Cubans Between Memory and Forgetting

Photo Feature by Fabiana del Valle
HAVANA TIMES – He slowly opens his eyes. More than a routine, waking up each morning has become a challenge. He tries to recognize the room he’s waking up in, but he can’t, he only senses the echo of a life that is fading from his mind. He is surrounded by faces he can no longer identify, a family that has become unfamiliar in recent times. This is how the days begin for a 91-year-old man.
His life is marked by the routine of forgetting and the fragility of the body. The walls become allies, like crutches he never lets go of as he moves through the house. Frustration overwhelms him: his hands tremble, his sight no longer serves him, and his steps drag like shadows from the past.
Every gesture he makes carries a story behind it, a story often lost in the cracks of a system that doesn’t provide the care these men and women deserve. Old age in Cuba is lived in a context where tired memory and body face an unforgiving economic and social reality.
In 2023, according to data from the National Office of Statistics and Information (ONEI), over 22% of the Cuban population was over 60 years old, making Cuba one of the most aged countries in Latin America.
Many parents, grandparents, neighbors, retired professionals, and workers live today in households with meager resources. The burden of care falls entirely on the family, which also faces its own battles: insufficient salaries, limited access to medicine, inflation that robs even the soul, and uncertainty that has become daily bread.
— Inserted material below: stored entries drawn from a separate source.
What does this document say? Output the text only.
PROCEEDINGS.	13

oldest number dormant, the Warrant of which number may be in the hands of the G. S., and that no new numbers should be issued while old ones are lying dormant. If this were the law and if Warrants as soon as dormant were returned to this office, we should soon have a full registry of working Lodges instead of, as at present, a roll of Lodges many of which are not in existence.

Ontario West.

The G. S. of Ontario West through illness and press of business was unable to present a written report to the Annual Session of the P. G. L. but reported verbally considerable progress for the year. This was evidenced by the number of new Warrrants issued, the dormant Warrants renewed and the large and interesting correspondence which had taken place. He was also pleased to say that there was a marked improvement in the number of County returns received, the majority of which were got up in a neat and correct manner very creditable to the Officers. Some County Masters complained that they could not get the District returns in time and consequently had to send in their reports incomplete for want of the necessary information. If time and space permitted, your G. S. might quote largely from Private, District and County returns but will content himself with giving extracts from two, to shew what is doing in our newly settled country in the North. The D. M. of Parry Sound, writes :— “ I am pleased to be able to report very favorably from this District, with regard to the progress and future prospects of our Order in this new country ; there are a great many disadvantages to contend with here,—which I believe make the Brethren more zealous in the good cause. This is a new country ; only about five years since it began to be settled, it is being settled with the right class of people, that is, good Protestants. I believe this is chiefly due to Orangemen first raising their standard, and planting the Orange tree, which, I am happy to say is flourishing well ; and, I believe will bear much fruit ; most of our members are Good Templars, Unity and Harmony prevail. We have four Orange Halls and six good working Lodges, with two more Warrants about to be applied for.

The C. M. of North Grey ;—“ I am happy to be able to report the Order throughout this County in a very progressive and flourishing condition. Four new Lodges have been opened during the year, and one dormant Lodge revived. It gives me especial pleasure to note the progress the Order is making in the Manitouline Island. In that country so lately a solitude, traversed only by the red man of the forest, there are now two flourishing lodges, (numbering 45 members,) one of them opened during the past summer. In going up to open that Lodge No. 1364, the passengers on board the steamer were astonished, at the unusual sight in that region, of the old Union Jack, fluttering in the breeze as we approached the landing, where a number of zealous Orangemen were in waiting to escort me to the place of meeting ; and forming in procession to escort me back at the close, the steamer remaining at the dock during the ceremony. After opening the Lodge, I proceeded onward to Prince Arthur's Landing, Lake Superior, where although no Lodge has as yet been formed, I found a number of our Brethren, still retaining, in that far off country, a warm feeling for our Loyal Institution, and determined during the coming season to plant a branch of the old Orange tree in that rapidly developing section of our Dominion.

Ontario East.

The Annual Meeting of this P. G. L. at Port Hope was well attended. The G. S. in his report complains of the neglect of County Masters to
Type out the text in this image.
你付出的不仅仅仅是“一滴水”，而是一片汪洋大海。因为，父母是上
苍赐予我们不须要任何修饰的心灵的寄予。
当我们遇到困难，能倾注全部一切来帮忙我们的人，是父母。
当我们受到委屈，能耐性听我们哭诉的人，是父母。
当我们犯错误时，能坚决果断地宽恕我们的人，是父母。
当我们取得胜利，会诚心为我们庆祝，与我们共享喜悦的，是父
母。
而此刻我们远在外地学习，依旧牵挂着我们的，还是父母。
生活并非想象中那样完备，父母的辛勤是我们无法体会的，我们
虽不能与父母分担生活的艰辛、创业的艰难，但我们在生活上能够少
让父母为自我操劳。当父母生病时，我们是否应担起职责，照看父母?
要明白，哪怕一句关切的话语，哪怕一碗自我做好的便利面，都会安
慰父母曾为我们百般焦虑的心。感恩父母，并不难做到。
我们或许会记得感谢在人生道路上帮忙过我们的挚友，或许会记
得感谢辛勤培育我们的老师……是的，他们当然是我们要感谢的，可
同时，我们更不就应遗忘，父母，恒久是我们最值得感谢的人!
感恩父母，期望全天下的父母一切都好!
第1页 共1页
Retirement pensions are symbolic when compared to the high cost of living. Most retired elderly people survive on figures that barely reach 1500 CUP per month—roughly 5 USD at the informal exchange rate. To make it clearer, this is a country where a liter of cooking oil can cost between 900 and 1500 pesos, where inflation is speeding out of control with no brakes.
Not long ago, I saw an old man in front of a kiosk selling individual pizzas, sodas, and sweets. He pulled some bills from the pocket of his shirt and counted them again and again, as if counting could make them grow in number. He asked the clerk about prices, murmured something to himself, and put the money away. He left without buying anything, resigned and hopeless.
For many in this country, daily life is a battle for survival—not only physical and emotional, but economic. It’s true that some receive help from abroad, but those who aren’t so lucky depend on the goodwill of their loved ones or the State’s pitiful social protection.
Sons and grandsons become caregivers, often navigating between love and exhaustion, tenderness and the anger of not being able to offer more—of the helplessness that comes with living on an island where it doesn’t matter how hard you try if the result is always the same.
Our elders supported this country with their work, sacrifice, and faith in the future. Their situation calls for institutional solutions, social sensitivity, civic awareness, and commitment.
They deserve more than symbolic pensions, insufficient medicine, or improvised homes—they deserve respect, presence and companionship. In the end, we will all reach that day, waking each morning in an unfamiliar bed, searching the walls for the balance that life has slowly taken away.